Anak-anak bujang Pulau Sangkar saat itu sangat gaul. Mereka memiliki banyak peralatan idaman anak muda pada masanya. Beberapa dari mereka hilir mudik mengendarai Honda CB. Umumnya mereka juga memiliki radio. Pada malam hari mereka menjinjing radio meramaikan Jembatan Berayun yang menghubungkan Dusun dan Seberang. Situasi sebaliknya dialami anak-anak sekolah. Tentang nestapa anak sekolah pada era ini Fauzi Sulaiman bercerita, ”awak anak sekolah ini apalah. Baju dua tiga helai itu sudah banyak. Celana juga begitu. Mereka bertandang (berkunjung ke rumah gadis), awak ini mana berani.”
Rendahnya minat melanjutkan sekolah masih melanda anak-anak muda dusunku pada era 1970-an. Sebagian besar mereka berhenti di tengah jalan dan hanya sebagian kecil yang masih meneruskan sekolah. Sehingga setelah Idris Jakfar pada era 1950-an dan Zamri Ahmad pada era 1960-an, baru pada era 1980-an muncul Mushlih Zainuddin sebagai sarjana ketiga dan Jafni Nawawi sebagai sarjana keempat dari dusunku.
Menurut Jafni pada era 1970-an sebenarnya ada banyak anak-anak muda tamat SD yang lanjut ke sekolah menengah di Sungai Penuh. Tetapi mereka tidak banyak yang studi lanjut ke pendidikan tinggi. Tingginya harga komoditas andalan yaitu kulit manis dan kopi yang banyak dimiliki oleh orang dusunku menjadi salah satu penyebab penurunan minat sekolah. Sedangkan menjadi pegawai tidak lagi menarik minat mereka. Penghasilan pegawai tidak sebanding dengan penghasilan petani. Keadaan ini mengulang kembali sepenggal cerita lama pada dua dekade sebelumnya. Cerita ini lama popular di dusun kami, terutama pada era 1970-an itu, seperti berikut ini.
Penyebab Menurunnya Minat Pendidikan Tinggi
Pada akhir 1950-an Ramli Nawawi kakak sepupuku tamat dari SMEA Negeri Jogja.
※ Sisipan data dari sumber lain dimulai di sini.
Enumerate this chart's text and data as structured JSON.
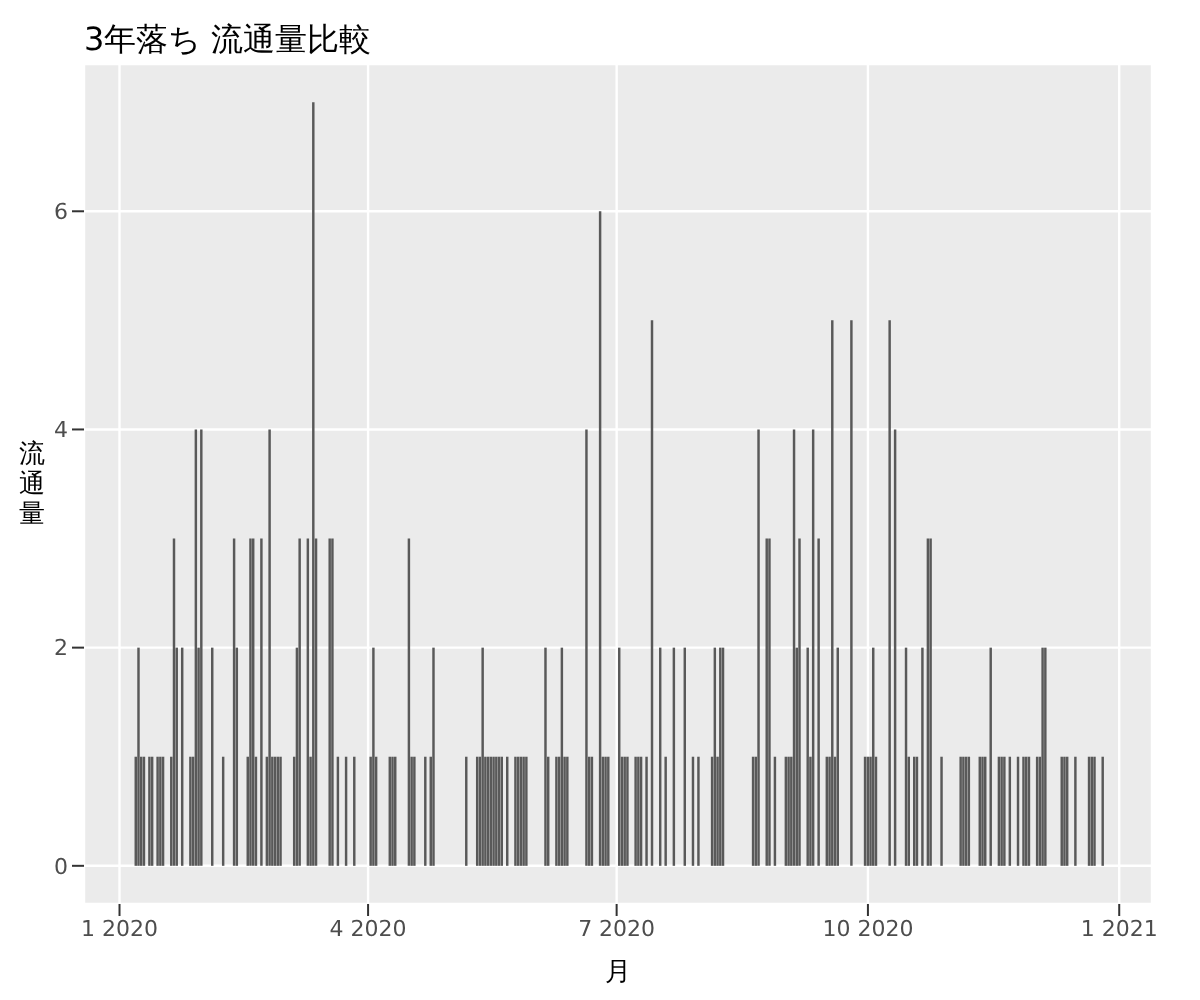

Tetapi keinginan Wo Ramli untuk lanjut ke pendidikan tinggi terhambat. Maktuo Haji Nawawi ayah Wo Ramli memiliki cara pandang berbeda. Maktuo menginginkan anak pertamanya ini tinggal di Kerinci saja.
Pada era ini ada banyak orang Pulau Sangkar yang kaya raya. Mereka memiliki dua rumah. Satu di dusunku dan lainnya di Sungai Penuh kota kabupaten kami. Mereka antara lain Haji Amran, Haji Azhari, Haji Ramli, Haji Damhuri, dan Haji Nawawi. Haji Nawawi bahkan memiliki beberapa rumah dan tanah luas di seputar Lapangan Merdeka, pusat kota kabupaten kami. Bagi Maktuo sebagai orang kaya Kerinci memasuki bangku kuliah bukan sesuatu yang menarik.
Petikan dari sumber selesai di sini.